Wednesday, March 2, 2011

ScrewLoose

     Josh was a shy 8 year-old from a group home. He was reclusive, preferring to sit alone and build cars with Leggos while other kids played sports. He spoke with a rasp, as if he had a hoarse voice from a Strep infection. Eye contact was painful for him, so he kept his gaze locked on the ground when he spoke to you.
     Josh was admitted to the latency unit for acute psychosis. He scanned the ward with spooked eyes, seeing bizarre hallucinations. He batted at the air with his fists, warding off some unseen predator. He could hardly stand, his brain buzzing with interference. When I tried to talk to him, he looked at me as if I was the Grim Reaper, my scythe poised over his neck.
     This was all unexpected, because Josh wasn’t schizophrenic. He was diagnosed with attention deficit disorder and ODD a few months ago. After being stabilized on Ritalin and Mellaril, he was sent back to the group home. His single mother found him too difficult to deal with, and didn‘t feel he was worth investing time in, so she dumped him into the system. Instead of becoming more social, he regressed and interacted only with himself and his stuffed bear.
     This psychotic episode was a mystery to the psychiatrist. He had no clue why Josh was seeing “bad people reaching for him” and hearing “voices talking underwater”. I eaves-dropped on Dr. Copeland’s conversation with his mother, who seemed not to care that Josh was acting crazy. “I don’t know what’s going on, but he’s nutty as a fruitcake,” Dr.
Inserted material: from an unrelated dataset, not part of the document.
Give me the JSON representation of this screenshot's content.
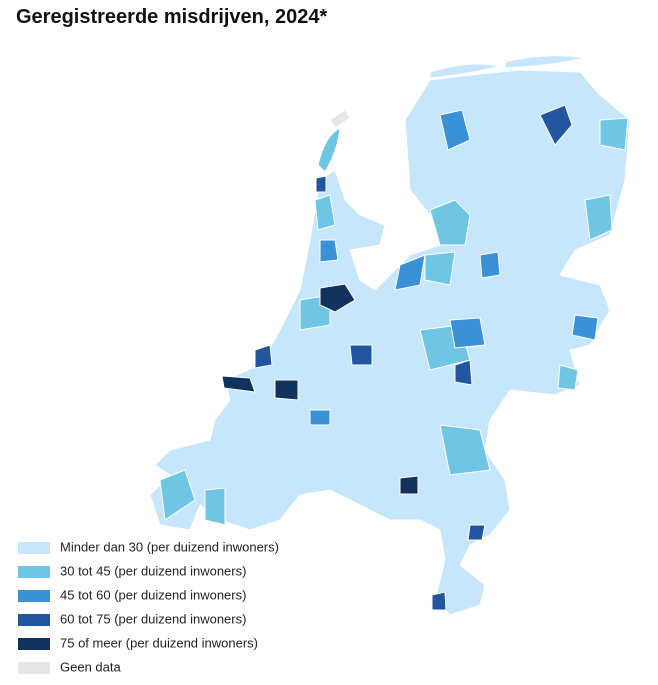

Copeland said, and that is a direct quote.
     It took a few hours of investigation to find out what had happened. Two days ago, Josh had suffered an EPS reaction (stiff neck, rolled-up eyes) to Mellaril, and required Cogentin. Later, he had another reaction, and needed a second dose. Then, during a routine pediatrician visit, he complained of seasonal allergies and the doctor prescribed Benadryl. He took two doses of Benadryl, then needed more Cogentin later at night when his neck stiffened up again. In a nutshell, he received more than seven doses of Benadryl/Cogentin due to psychiatrist non-communication.
     An anti-cholinergic psychosis was the result.
     Doctors had made Josh crazy. They theorized about what had gone wrong in his brain; how a screw had “popped loose” and his cerebral motors were misfiring. They even joked about it, as if a lonely little kid that nobody wanted was an object of ridicule. Josh couldn’t sleep for three days, having night terrors and frightening delusions until the medicine cleared itself from his system. He even soaked in the damn stuff, so disoriented and confused he wet the bed twice a night. The doctors blamed serotonin and dopamine and rampant neurotransmitters, but they were the culprits. They had taken a timid, vulnerable kid and put him through two days of hell.
     I wanted to reach into their brains and pull the wiring loose so they knew how Josh felt. Maybe I would get my chance sometime soon.